That
boy's school character is perfect, except for a certain cool
opinionativeness, which seldom comes out with me, but greatly annoys
the undermasters."
"Is he a prig?"
"Well, yes, I'm afraid he is. He's unpopular, for he does not care
for games; but his brother is popular enough for both."
"Jock?-—the monkey!"
"His brains run to mischief. I've had to set him more impositions
than any boy in the school, and actually to take his form myself, for
simply the undermasters can't keep up discipline or their own
tempers.
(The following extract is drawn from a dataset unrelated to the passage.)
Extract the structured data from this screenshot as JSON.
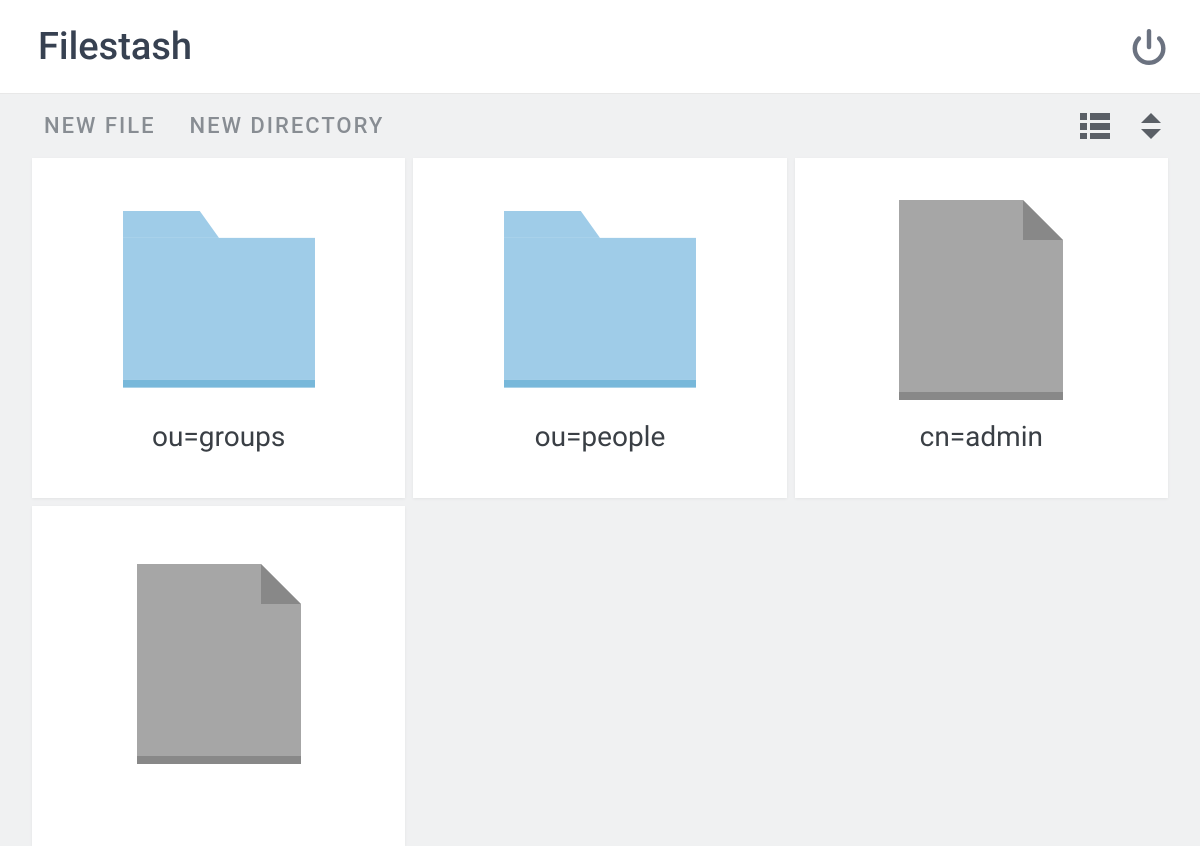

As to poor M. le Blanc, I find him dancing and shrieking
with fury in the midst of a circle of snorting, giggling boys; and
when he points out ce petit monstre, Jock coolly owns to having
translated 'Croquons les,' let us croquet them; or 'Je suis blesse,'
I am blest."
"So the infusion of brains produces too much effervescence."
"Yes, but the whole school has profited, and none more so than No. 2
of the other family, who has quite passed his elder brother, and is
above his namesake whenever it is a case of plodding ability versus
idle genius. But, after all, how little one can know of one's boys."
"Or one's girls," said Mary, thinking of governess experiences.
It was a showery summer evening when the brother and sister walked up
to the Folly in a partial clearing, when the evening sun made every
bush twinkle all over with diamond drops.